BAGHDAD — As Bahrain's reformist Crown Prince headed to Washington Monday for top-level talks, official news media in the Gulf state stepped up a drumbeat of anti-American attacks, some even accusing of the U.S. administration of colluding with opposition leaders they claim are trying to overthrow the state.
Al Wasat, the onetime opposition paper now under direct control of the Sunni minority government, carried an editorial with possible racial overtones Monday that claimed that "American black fingers are aiming to weaken the Gulf" states so the U.S. can create its own "Greater Middle East."
Media attacks have also been directed against individuals at the U.S. Embassy, first the human rights officer, who departed early, and now against the acting head of mission, Stephanie Williams, a foreign service officer.
The Akhbar Al Khaleej newspaper on Sunday accused Williams of "collusion" with the moderate opposition group, Al Wefaq, and adopting what it said was the group's "sectarian Shiite agenda."
Another paper, Al Ayyam, charged in a column Monday that the U.S. is in an "evil alliance" with the opposition group.
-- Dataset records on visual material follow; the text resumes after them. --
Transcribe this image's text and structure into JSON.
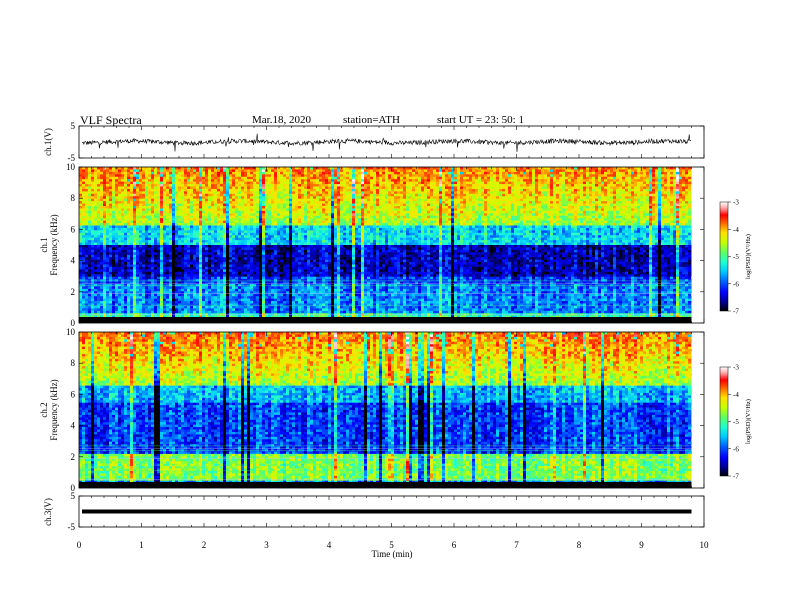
{
  "header": {
    "title": "VLF  Spectra",
    "date": "Mar.18, 2020",
    "station": "station=ATH",
    "start": "start  UT  =   23: 50: 1"
  },
  "chart_data": {
    "type": "heatmap",
    "xlabel": "Time  (min)",
    "xlim": [
      0,
      10
    ],
    "xticks": [
      "0",
      "1",
      "2",
      "3",
      "4",
      "5",
      "6",
      "7",
      "8",
      "9",
      "10"
    ],
    "panels": [
      {
        "id": "ch1-waveform",
        "type": "line",
        "ylabel": "ch.1(V)",
        "ylim": [
          -5,
          5
        ],
        "yticks": [
          "5",
          "-5"
        ]
      },
      {
        "id": "ch1-spectrogram",
        "type": "heatmap",
        "ylabel_top": "ch.1",
        "ylabel": "Frequency  (kHz)",
        "ylim": [
          0,
          10
        ],
        "yticks": [
          "0",
          "2",
          "4",
          "6",
          "8",
          "10"
        ],
        "data_end_min": 9.8
      },
      {
        "id": "ch2-spectrogram",
        "type": "heatmap",
        "ylabel_top": "ch.2",
        "ylabel": "Frequency  (kHz)",
        "ylim": [
          0,
          10
        ],
        "yticks": [
          "0",
          "2",
          "4",
          "6",
          "8",
          "10"
        ],
        "data_end_min": 9.8
      },
      {
        "id": "ch3-waveform",
        "type": "line",
        "ylabel": "ch.3(V)",
        "ylim": [
          -5,
          5
        ],
        "yticks": [
          "5",
          "-5"
        ],
        "level": 0
      }
    ],
    "colorbar": {
      "label": "log(PSD)(V²/Hz)",
      "range": [
        -7,
        -3
      ],
      "ticks": [
        "-3",
        "-4",
        "-5",
        "-6",
        "-7"
      ],
      "colors": [
        "#000000",
        "#00008f",
        "#0000ff",
        "#0060ff",
        "#00c8ff",
        "#20ffd0",
        "#60ff60",
        "#c8ff00",
        "#ffe000",
        "#ff6000",
        "#ff0000",
        "#ffb0b0",
        "#ffffff"
      ]
    }
  }
}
The government ostensibly lifted martial law on June 1, but it's still rushing highly dubious cases to its military tribunal. On Monday, 47 doctors and nurses were formally charged with a variety of crimes, from the murder of patients to attempting the overthrow of the regime, as well as some lesser offenses, such as taking part in an unauthorized public gathering.
In a May 19 speech on the "Arab Spring," President Barack Obama called for Bahrain to release political leaders now in jail. "You can't have a real dialogue when parts of the peaceful opposition are in jail," he said.
But more than a month after arresting two former members of parliament, the Bahrain government hasn't allowed them to see their families or consult lawyers, and seems to be preparing to bring them before the military tribunal.
It's out of this cauldron of shrill rhetoric that Crown Prince Salman bin Hamad bin Isa al Khalifa, 41, a graduate of American University in Washington, is coming to call on members of the Obama administration, which has done its best to avoid public criticism of Bahrain, with the exception of the Obama speech.
The crown prince is the leading advocate of reform, and he encouraged Bahrain's citizens to voice their dissent and exercise their right to assemble during the month-long protests that lasted from mid-February to mid-March. Now, many of the people who listened to him find themselves in jail or even charged with a criminal offense.
Reform on the island which would open up the political system to far more participation by the Shiite Muslim majority, which has been limited, through gerrymandered districts, to less than half of parliament, and has been kept from most high offices and positions of influence in the security services.
But he's only one player in the royal court, and the signs are that his uncle, Sheikh Khalifa ibn Salman al Khalifa, 75, the world's longest serving unelected prime minister, has most of the cards, and he is playing them fast and furiously.
The tenor of the official view of the U.S. — Bahrain hosts the Navy's Fifth Fleet — was clear in an interview Williams, the top U.S. diplomat in Bahrain, granted Bahrain's state television.
For an hour and 20 minutes, Williams, an experienced diplomat who almost never speaks on the record, endured often hostile questioning by Al Watan columnist Sawsan al Shaer, who openly criticized Shiite politicians and promoted a Sunni perspective. Williams spoke in Arabic, but often couldn't get a word in edgewise.
The U.S. Embassy in Bahrain wouldn't provide a transcript of the program, and Williams declined McClatchy's request for an on the record interview. But a McClatchy translation gives a flavor of the exchange.
At one point, Shaer asked if the U.S. would leave Iraq more destroyed or more secure than it found it. When Williams said the U.S. was dealing with Iraq as a partner, Shaer retorted: "The countries of the Gulf see this as a dreadful experience. And they do not want this same thing to happen again in any other country."
Then Shaer swung into assault mode. "There are fears among the sects of Bahrain, especially the Sunni people, that the Americans do not deal in a fair way with all the sects." In another question, she said Obama's speech "looked at the Bahraini society from one side."
In her closing remarks, Shaer declared that: "we hope that other countries leave the Bahraini people to solve their problems by themselves, as they used to."
Members of the Shiite opposition said they were distressed by the interview, because Williams didn't turn the tables and challenge the questioner sufficiently. "She was criticized and cornered by the interviewer," said a family member of one jailed opposition figure, who asked not to be identified to avoid retribution. Said another: Williams' interview "is not what one would expect from a U.S. official."